Germany-based EPAK has introduced an advanced version of its Evolution series of maritime VSAT. Its DSi9 Ku-Pro has a 90-cm diameter reflector and radome of 111 cm diameter and 114 cm high. It weighs 75 kg and has an unlimited azimuth range.
DSi9 Ku-Pro has an elevation range from -15° to +120° and skew range of -120° to +120°.
Also in the Evolution series is DSi9 Ku-band, with a 90-cm dish, DSi6 with a 60-cm antenna for Ku-band and DSi13 Ku-band with 130-cm diameter reflector.
In 2018, EPAK gained approval from Telenor Satellite that its DSi9 Ka terminal transmits to and receives from the Thor 7 satellite. It demonstrated around 6 Mbps of bandwidth can be achieved through its 58-kg antenna and more bandwidth would be possible, up to 15 Mbps, depending on the configuration and power of the BUC.
Tri-band antennas enable cruise ship high bandwidths
Cruise ships operators are installing tri-band VSAT on newbuildings to boost passenger connectivity using C-, Ku- and Ka-bands of frequency. Intellian and Cobham Satcom are the main suppliers of these tri-band antennas.
In Q1 2020, Intellian introduced its second generation of tri-band marine terminals, v240MT Gen-II antenna. It said this is the first multi-orbit, multi-frequency and auto-switching antenna, meaning it automatically transfers between three bands and satellites in geostationary, MEO and LEO orbits.
v240MT Gen-II is engineered to operate over HTS networks such as Intelsat, SES, Eutelsat and Telesat, and Ka-band on SES’ O3b MEO satellites and upcoming O3b mPower constellations.
There is an option to select BUCs from 40 W up to 400 W and to install an intelligent mediator.

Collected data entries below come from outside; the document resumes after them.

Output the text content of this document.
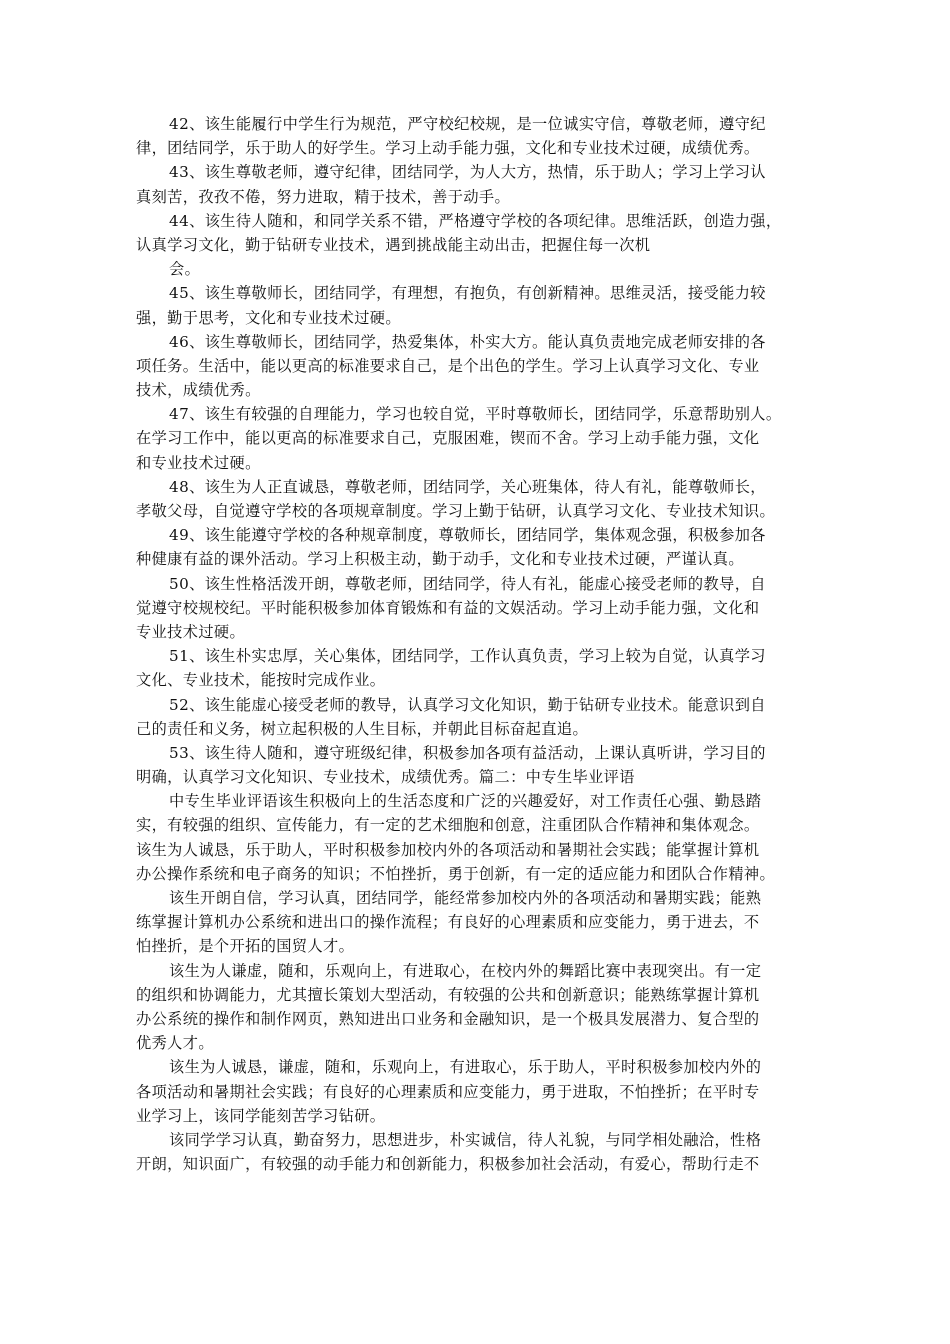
42、该生能履行中学生行为规范，严守校纪校规，是一位诚实守信，尊敬老师，遵守纪
律，团结同学，乐于助人的好学生。学习上动手能力强，文化和专业技术过硬，成绩优秀。
43、该生尊敬老师，遵守纪律，团结同学，为人大方，热情，乐于助人；学习上学习认
真刻苦，孜孜不倦，努力进取，精于技术，善于动手。
44、该生待人随和，和同学关系不错，严格遵守学校的各项纪律。思维活跃，创造力强，
认真学习文化，勤于钻研专业技术，遇到挑战能主动出击，把握住每一次机
会。
45、该生尊敬师长，团结同学，有理想，有抱负，有创新精神。思维灵活，接受能力较
强，勤于思考，文化和专业技术过硬。
46、该生尊敬师长，团结同学，热爱集体，朴实大方。能认真负责地完成老师安排的各
项任务。生活中，能以更高的标准要求自己，是个出色的学生。学习上认真学习文化、专业
技术，成绩优秀。
47、该生有较强的自理能力，学习也较自觉，平时尊敬师长，团结同学，乐意帮助别人。
在学习工作中，能以更高的标准要求自己，克服困难，锲而不舍。学习上动手能力强，文化
和专业技术过硬。
48、该生为人正直诚恳，尊敬老师，团结同学，关心班集体，待人有礼，能尊敬师长，
孝敬父母，自觉遵守学校的各项规章制度。学习上勤于钻研，认真学习文化、专业技术知识。
49、该生能遵守学校的各种规章制度，尊敬师长，团结同学，集体观念强，积极参加各
种健康有益的课外活动。学习上积极主动，勤于动手，文化和专业技术过硬，严谨认真。
50、该生性格活泼开朗，尊敬老师，团结同学，待人有礼，能虚心接受老师的教导，自
觉遵守校规校纪。平时能积极参加体育锻炼和有益的文娱活动。学习上动手能力强，文化和
专业技术过硬。
51、该生朴实忠厚，关心集体，团结同学，工作认真负责，学习上较为自觉，认真学习
文化、专业技术，能按时完成作业。
52、该生能虚心接受老师的教导，认真学习文化知识，勤于钻研专业技术。能意识到自
己的责任和义务，树立起积极的人生目标，并朝此目标奋起直追。
53、该生待人随和，遵守班级纪律，积极参加各项有益活动，上课认真听讲，学习目的
明确，认真学习文化知识、专业技术，成绩优秀。篇二：中专生毕业评语
中专生毕业评语该生积极向上的生活态度和广泛的兴趣爱好，对工作责任心强、勤恳踏
实，有较强的组织、宣传能力，有一定的艺术细胞和创意，注重团队合作精神和集体观念。
该生为人诚恳，乐于助人，平时积极参加校内外的各项活动和暑期社会实践；能掌握计算机
办公操作系统和电子商务的知识；不怕挫折，勇于创新，有一定的适应能力和团队合作精神。
该生开朗自信，学习认真，团结同学，能经常参加校内外的各项活动和暑期实践；能熟
练掌握计算机办公系统和进出口的操作流程；有良好的心理素质和应变能力，勇于进去，不
怕挫折，是个开拓的国贸人才。
该生为人谦虚，随和，乐观向上，有进取心，在校内外的舞蹈比赛中表现突出。有一定
的组织和协调能力，尤其擅长策划大型活动，有较强的公共和创新意识；能熟练掌握计算机
办公系统的操作和制作网页，熟知进出口业务和金融知识，是一个极具发展潜力、复合型的
优秀人才。
该生为人诚恳，谦虚，随和，乐观向上，有进取心，乐于助人，平时积极参加校内外的
各项活动和暑期社会实践；有良好的心理素质和应变能力，勇于进取，不怕挫折；在平时专
业学习上，该同学能刻苦学习钻研。
该同学学习认真，勤奋努力，思想进步，朴实诚信，待人礼貌，与同学相处融洽，性格
开朗，知识面广，有较强的动手能力和创新能力，积极参加社会活动，有爱心，帮助行走不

This facilitates seamless switching between frequency bands by providing an interface between multiple modems and/or multiple antennas.
Intellian said this has simplified installation and commissioning and “allows best use of the diversity of a tri-band antenna by managing modems for all three bands”.
If cruise ships have two tri-band antennas, this intelligent mediator ensures seamless connection as it will switch automatically between antennas if one becomes blocked.
Cobham Satcom’s Sea Tel 2400 triple-band antennas have apertures for all three bands, says director of maritime broadband Jens Ewerling. “It means we do not need to compromise on the dish area, and therefore switching between bands,” he says.
This is a 2.4-m antenna for cruise ships and offshore production infrastructure. These are smaller than high-capacity TVRO antennas that could be up to 3.6 m in diameter. Mr Ewerling says antennas on cruise ships will be smaller in future as TV is replaced by streaming services and higher power satellites are commissioned.
“As better and more powerful satellites become available, we will see more cruise lines taking a bet on newer constellations, such as SES O3b mPower,” he explains. “They will enable online video streaming services instead of needing TVRO. For O3b mPower, we are looking at 1.5 m to 2.4 m Ku/Ka band antennas.”